August 2016

OWG Meeting

OWG held a meeting on 2016-08-01 between 18:00-19:13 UTC to discuss the items below.

Present: Tom, Andy, Sarah, Matt Apologies: Grant

Adopt board Circular Resolutions

Making decisions is hard, and even more so without any procedure for doing so. In order to make making decisions easier, the OWG agreed to adopt the board circular resolutions with a change only that any such resolutions will be minuted in the OWG log rather than the minutes of the next meeting. We will revisit how well these are working in approximately 6 months time to see if further tweaks are necessary.

Database: replication, failover, new hardware

Upgrade from 9.1 to 9.5 took 25s, and it looks like we can complete the upgrade and roll out karm within a 1-hour mostly read-only period, with 5-10 minutes of actual downtime. The disk on karm would be full if we retain the 1.7TB of WAL log archives that we currently have on katla, but we could store them elsewhere or expand the disks in karm (NVMe or SAS/SATA).

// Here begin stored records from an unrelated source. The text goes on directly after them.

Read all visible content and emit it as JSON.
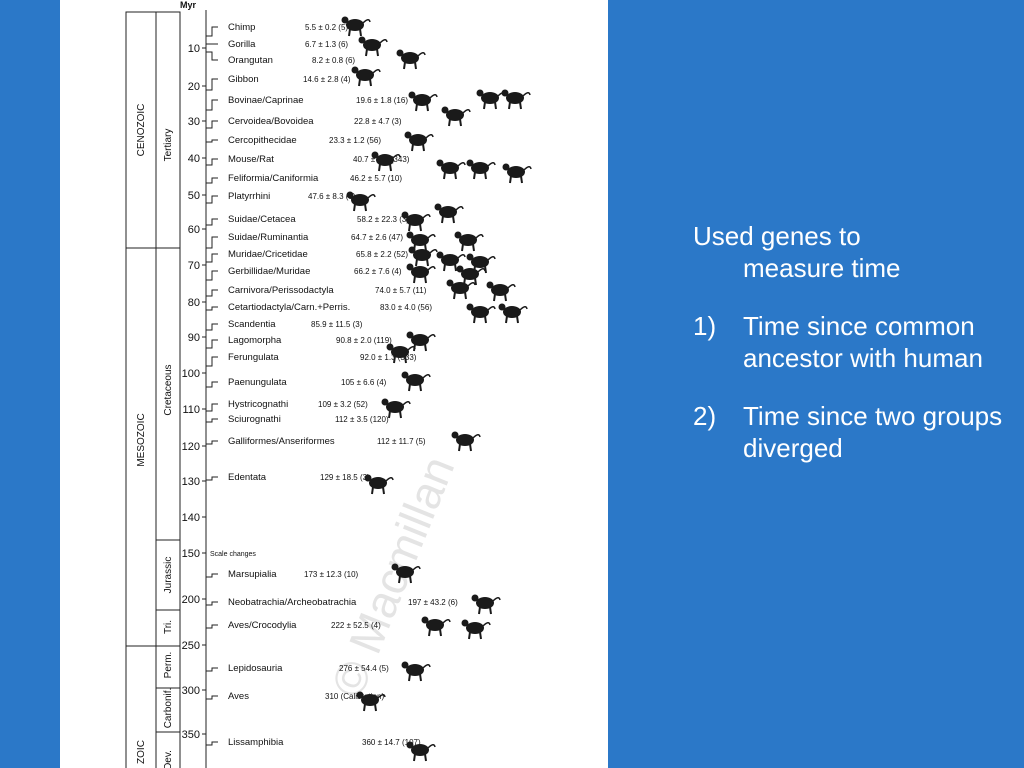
{
  "figure": {
    "unit_label": "Myr",
    "eras": [
      {
        "label": "CENOZOIC"
      },
      {
        "label": "MESOZOIC"
      },
      {
        "label": "ZOIC"
      }
    ],
    "periods": [
      {
        "label": "Tertiary"
      },
      {
        "label": "Cretaceous"
      },
      {
        "label": "Jurassic"
      },
      {
        "label": "Tri."
      },
      {
        "label": "Perm."
      },
      {
        "label": "Carbonif."
      },
      {
        "label": "Dev."
      }
    ],
    "ticks": [
      "10",
      "20",
      "30",
      "40",
      "50",
      "60",
      "70",
      "80",
      "90",
      "100",
      "110",
      "120",
      "130",
      "140",
      "150",
      "200",
      "250",
      "300",
      "350"
    ],
    "scale_note": "Scale changes",
    "taxa": [
      {
        "name": "Chimp",
        "date": "5.5 ± 0.2 (5)",
        "icon": "chimp-icon"
      },
      {
        "name": "Gorilla",
        "date": "6.7 ± 1.3 (6)",
        "icon": "gorilla-icon"
      },
      {
        "name": "Orangutan",
        "date": "8.2 ± 0.8 (6)",
        "icon": "orangutan-icon"
      },
      {
        "name": "Gibbon",
        "date": "14.6 ± 2.8 (4)",
        "icon": "gibbon-icon"
      },
      {
        "name": "Bovinae/Caprinae",
        "date": "19.6 ± 1.8 (16)",
        "icon": "cow-icon"
      },
      {
        "name": "Cervoidea/Bovoidea",
        "date": "22.8 ± 4.7 (3)",
        "icon": "deer-icon"
      },
      {
        "name": "Cercopithecidae",
        "date": "23.3 ± 1.2 (56)",
        "icon": "monkey-icon"
      },
      {
        "name": "Mouse/Rat",
        "date": "40.7 ± 0.9 (343)",
        "icon": "mouse-icon"
      },
      {
        "name": "Feliformia/Caniformia",
        "date": "46.2 ± 5.7 (10)",
        "icon": "cat-dog-icon"
      },
      {
        "name": "Platyrrhini",
        "date": "47.6 ± 8.3 (9)",
        "icon": "new-world-monkey-icon"
      },
      {
        "name": "Suidae/Cetacea",
        "date": "58.2 ± 22.3 (3)",
        "icon": "pig-whale-icon"
      },
      {
        "name": "Suidae/Ruminantia",
        "date": "64.7 ± 2.6 (47)",
        "icon": "pig-cow-icon"
      },
      {
        "name": "Muridae/Cricetidae",
        "date": "65.8 ± 2.2 (52)",
        "icon": "rat-hamster-icon"
      },
      {
        "name": "Gerbillidae/Muridae",
        "date": "66.2 ± 7.6 (4)",
        "icon": "gerbil-icon"
      },
      {
        "name": "Carnivora/Perissodactyla",
        "date": "74.0 ± 5.7 (11)",
        "icon": "horse-icon"
      },
      {
        "name": "Cetartiodactyla/Carn.+Perris.",
        "date": "83.0 ± 4.0 (56)",
        "icon": "ungulate-icon"
      },
      {
        "name": "Scandentia",
        "date": "85.9 ± 11.5 (3)",
        "icon": "tree-shrew-icon"
      },
      {
        "name": "Lagomorpha",
        "date": "90.8 ± 2.0 (119)",
        "icon": "rabbit-icon"
      },
      {
        "name": "Ferungulata",
        "date": "92.0 ± 1.3 (333)",
        "icon": "ferungulata-icon"
      },
      {
        "name": "Paenungulata",
        "date": "105 ± 6.6 (4)",
        "icon": "elephant-icon"
      },
      {
        "name": "Hystricognathi",
        "date": "109 ± 3.2 (52)",
        "icon": "guinea-pig-icon"
      },
      {
        "name": "Sciurognathi",
        "date": "112 ± 3.5 (120)",
        "icon": "squirrel-icon"
      },
      {
        "name": "Galliformes/Anseriformes",
        "date": "112 ± 11.7 (5)",
        "icon": "bird-icon"
      },
      {
        "name": "Edentata",
        "date": "129 ± 18.5 (3)",
        "icon": "sloth-icon"
      },
      {
        "name": "Marsupialia",
        "date": "173 ± 12.3 (10)",
        "icon": "kangaroo-icon"
      },
      {
        "name": "Neobatrachia/Archeobatrachia",
        "date": "197 ± 43.2 (6)",
        "icon": "frog-icon"
      },
      {
        "name": "Aves/Crocodylia",
        "date": "222 ± 52.5 (4)",
        "icon": "crocodile-icon"
      },
      {
        "name": "Lepidosauria",
        "date": "276 ± 54.4 (5)",
        "icon": "lizard-icon"
      },
      {
        "name": "Aves",
        "date": "310 (Calibration)",
        "icon": "bird-icon"
      },
      {
        "name": "Lissamphibia",
        "date": "360 ± 14.7 (107)",
        "icon": "salamander-icon"
      }
    ],
    "watermark": "© Macmillan"
  },
  "panel": {
    "intro_line1": "Used genes to",
    "intro_line2": "measure time",
    "items": [
      {
        "num": "1)",
        "text": "Time since common ancestor with human"
      },
      {
        "num": "2)",
        "text": "Time since two groups diverged"
      }
    ]
  },
  "colors": {
    "background": "#2b78c8",
    "figure_bg": "#ffffff",
    "text": "#ffffff"
  }
}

As ramoth, the replica database, has had several failures over the past months, the best option would seem to be to replace it with a machine almost identical to karm. OWG will aim to keep at least 3 database servers in operation at any one time.

Being multi-site: Slough, getting other sites

To spread the risk of single-site outages, OWG agrees that it would be good to add at least one other site to our network. To start with, OWG members will try reaching out through personal networks. Another option is reaching out to Exonetric to see if they’d be happy to take a currently-unpowered server at UCL. OWG could also reach out to commercial providers, and consider paying commercial rates. Given that the existing 3 site are all in the UK, OWG would prefer options in the EU.

Virtualisation

The benefits are that images / machines can be moved around more easily, possibly. But the downsides are that moving storage is not easy, there’s a large amount of initial work and a steep learning curve. It should be noted that container-based systems aren’t currently advised for security isolation - that would need a full VM. We need to carefully consider the benefits over plain Chef.

Un- or under-used machines

We running Gosmore backend, but is it getting any traffic? We had a Forum machine, but the Forum was never moved to it, it’s now shut down.

Backups: where, when, wal-e?

Discussed tarsnap as a potential backup option. We need to look at the cost of this and glacier-based backup. Getting the encryption right is important. For online systems, there are always “root” credentials which can wipe everything, so secondary concern is where/how to keep these accessible but not deletable. For “offline” systems, where physical access is limited, this might be a problem for us if we’re not able to get physical access when we need it.

Aerial imagery: we need a policy.

Aerial imagery can be a very useful source of information for mappers, and no one seems to be running a service which can host it and make it available for mappers.

Problems: existing solution is pretty ad-hoc, we host a mixed bag of not well-known sources. It’s not advertised, and the existence of the layers is not well known. Might snowball into a very big thing, and keeping it running would divert resources and effort from core services. Possible policies to try out initially:

Question: Should we aim to redistribute the source imagery, rather than the tile service.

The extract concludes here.